Fifer and Mercado cited the May 2022 report from the Health and Human Services Department’s Office of the Inspector General which found that 1 in 4 hospitalized Medicare patients experienced some type of harm in October of 2018. Nearly a quarter of those events resulted in additional costs to Medicare. Perhaps most alarming was a finding from physician reviewers that found that 43% of those events were preventable. This example makes it clear that the perceived choice between delivering high quality patient care and cutting costs is actually a false one.

 

Protecting Quality Infrastructures

There are many potential obstacles to creating this kind of partnership, including a relatively regular phenomenon in healthcare – mergers and acquisitions. When mergers and acquisitions happen without sufficient thought to how to merge the quality and finance functions, the result can be an organization with highly variable processes for both quality and finance.

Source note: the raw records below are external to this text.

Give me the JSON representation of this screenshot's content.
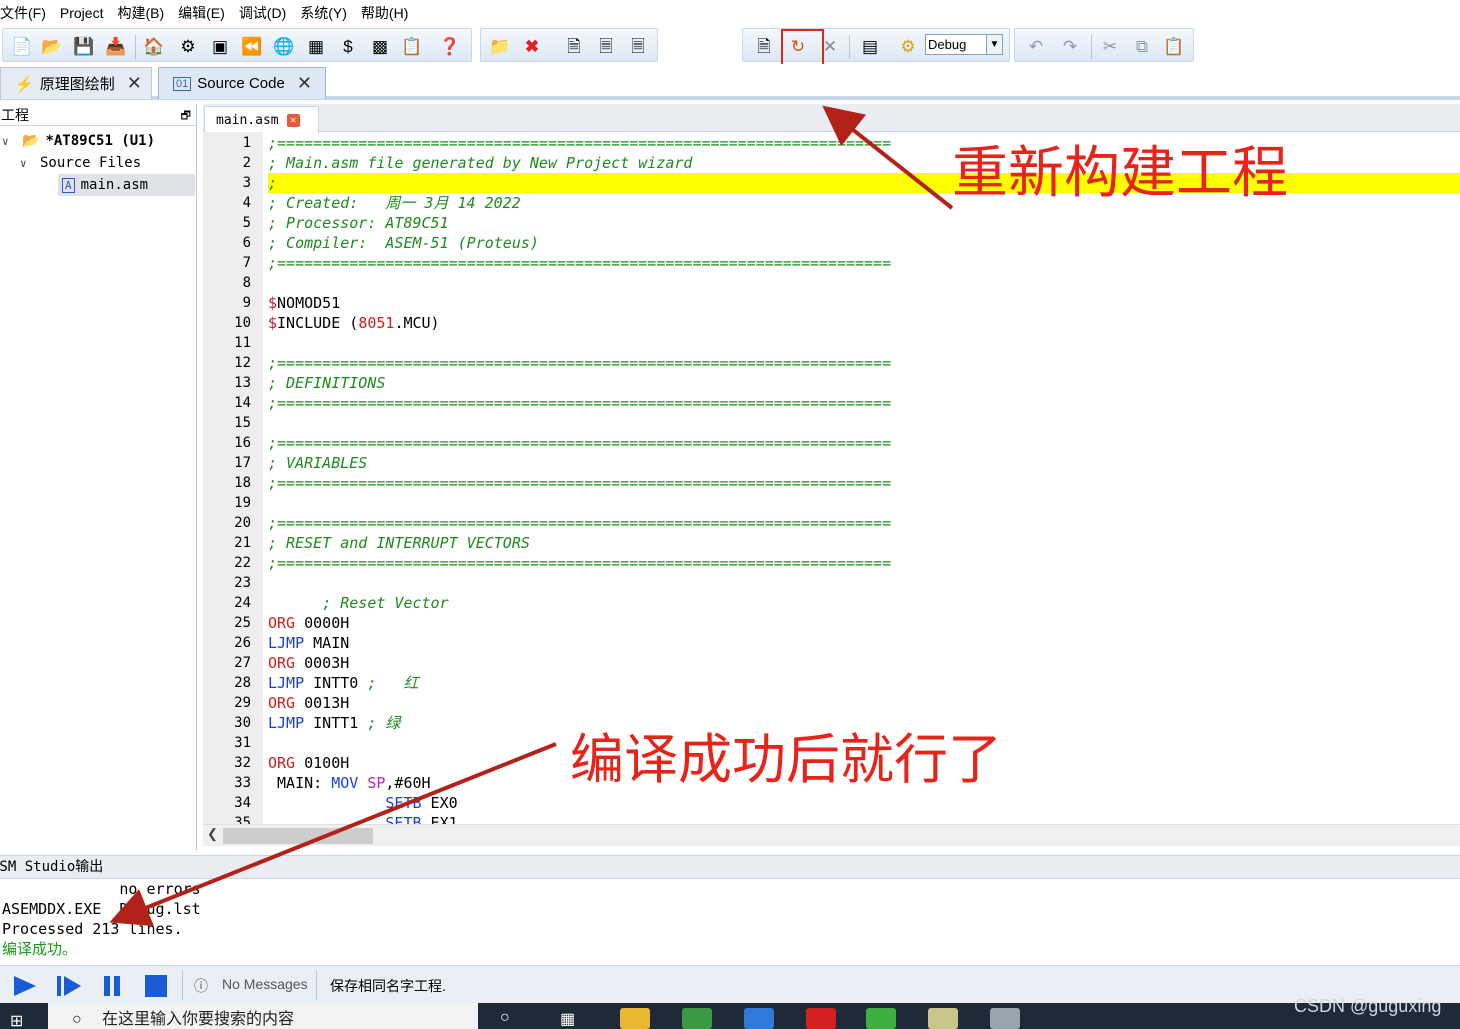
{
  "menu": [
    "文件(F)",
    "Project",
    "构建(B)",
    "编辑(E)",
    "调试(D)",
    "系统(Y)",
    "帮助(H)"
  ],
  "toolbar": {
    "config_value": "Debug"
  },
  "doc_tabs": [
    {
      "label": "原理图绘制",
      "icon": "schematic-icon",
      "active": false
    },
    {
      "label": "Source Code",
      "icon": "source-code-icon",
      "active": true
    }
  ],
  "project": {
    "title": "工程",
    "root": "*AT89C51 (U1)",
    "folder": "Source Files",
    "file": "main.asm"
  },
  "editor": {
    "tab": "main.asm",
    "line_numbers": [
      "1",
      "2",
      "3",
      "4",
      "5",
      "6",
      "7",
      "8",
      "9",
      "10",
      "11",
      "12",
      "13",
      "14",
      "15",
      "16",
      "17",
      "18",
      "19",
      "20",
      "21",
      "22",
      "23",
      "24",
      "25",
      "26",
      "27",
      "28",
      "29",
      "30",
      "31",
      "32",
      "33",
      "34",
      "35"
    ],
    "lines": [
      [
        [
          "cmt",
          ";===================================================================="
        ]
      ],
      [
        [
          "cmt",
          "; Main.asm file generated by New Project wizard"
        ]
      ],
      [
        [
          "cmt",
          ";"
        ]
      ],
      [
        [
          "cmt",
          "; Created:   周一 3月 14 2022"
        ]
      ],
      [
        [
          "cmt",
          "; Processor: AT89C51"
        ]
      ],
      [
        [
          "cmt",
          "; Compiler:  ASEM-51 (Proteus)"
        ]
      ],
      [
        [
          "cmt",
          ";===================================================================="
        ]
      ],
      [],
      [
        [
          "dlr",
          "$"
        ],
        [
          "plain",
          "NOMOD51"
        ]
      ],
      [
        [
          "dlr",
          "$"
        ],
        [
          "plain",
          "INCLUDE ("
        ],
        [
          "kw-red",
          "8051"
        ],
        [
          "plain",
          ".MCU)"
        ]
      ],
      [],
      [
        [
          "cmt",
          ";===================================================================="
        ]
      ],
      [
        [
          "cmt",
          "; DEFINITIONS"
        ]
      ],
      [
        [
          "cmt",
          ";===================================================================="
        ]
      ],
      [],
      [
        [
          "cmt",
          ";===================================================================="
        ]
      ],
      [
        [
          "cmt",
          "; VARIABLES"
        ]
      ],
      [
        [
          "cmt",
          ";===================================================================="
        ]
      ],
      [],
      [
        [
          "cmt",
          ";===================================================================="
        ]
      ],
      [
        [
          "cmt",
          "; RESET and INTERRUPT VECTORS"
        ]
      ],
      [
        [
          "cmt",
          ";===================================================================="
        ]
      ],
      [],
      [
        [
          "plain",
          "      "
        ],
        [
          "cmt",
          "; Reset Vector"
        ]
      ],
      [
        [
          "kw-red",
          "ORG"
        ],
        [
          "plain",
          " 0000H"
        ]
      ],
      [
        [
          "kw-blue",
          "LJMP"
        ],
        [
          "plain",
          " MAIN"
        ]
      ],
      [
        [
          "kw-red",
          "ORG"
        ],
        [
          "plain",
          " 0003H"
        ]
      ],
      [
        [
          "kw-blue",
          "LJMP"
        ],
        [
          "plain",
          " INTT0 "
        ],
        [
          "cmt",
          ";   红"
        ]
      ],
      [
        [
          "kw-red",
          "ORG"
        ],
        [
          "plain",
          " 0013H"
        ]
      ],
      [
        [
          "kw-blue",
          "LJMP"
        ],
        [
          "plain",
          " INTT1 "
        ],
        [
          "cmt",
          "; 绿"
        ]
      ],
      [],
      [
        [
          "kw-red",
          "ORG"
        ],
        [
          "plain",
          " 0100H"
        ]
      ],
      [
        [
          "plain",
          " MAIN: "
        ],
        [
          "kw-blue",
          "MOV"
        ],
        [
          "plain",
          " "
        ],
        [
          "kw-mag",
          "SP"
        ],
        [
          "plain",
          ",#60H"
        ]
      ],
      [
        [
          "plain",
          "             "
        ],
        [
          "kw-blue",
          "SETB"
        ],
        [
          "plain",
          " EX0"
        ]
      ],
      [
        [
          "plain",
          "             "
        ],
        [
          "kw-blue",
          "SETB"
        ],
        [
          "plain",
          " EX1"
        ]
      ]
    ],
    "highlight_line": 3
  },
  "output": {
    "title": "VSM Studio输出",
    "lines": [
      "             no errors",
      "ASEMDDX.EXE  Debug.lst",
      "Processed 213 lines."
    ],
    "success": "编译成功。"
  },
  "status": {
    "messages": "No Messages",
    "text": "保存相同名字工程."
  },
  "taskbar": {
    "search_placeholder": "在这里输入你要搜索的内容"
  },
  "watermark": "CSDN @guguxing",
  "annotations": {
    "rebuild": "重新构建工程",
    "success_note": "编译成功后就行了"
  },
  "colors": {
    "annotation": "#e8231a",
    "highlight": "#ffff00",
    "comment": "#1e8a1e"
  }
}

The National Association for Healthcare Quality has created a robust benchmarking tool. While peer-to-peer benchmarking can be useful, organizations like the Cleveland Clinic have used it to develop a better understanding of the organization’s investments across a large number of sites while measuring variability and then using that data to better allocate resources to quality.

 

Quality Improvement and the Social Determinants of Health

Recently healthcare organizations have begun to pay more attention to the social determinants of the health of the communities they serve.  The Healthcare Financial Management Association cited insights from Maryland’s Health Enterprise Zone which demonstrated that collaboration between healthcare providers, community service agencies and local governments can improve healthcare quality by working to mitigate certain social factors. In its’ final year, the project resulted in a 47% reduction in hospital visits and a 37% reduction in per-patient hospital charges. Partnerships such as this can change the health of the community and contribute to strong financial performance.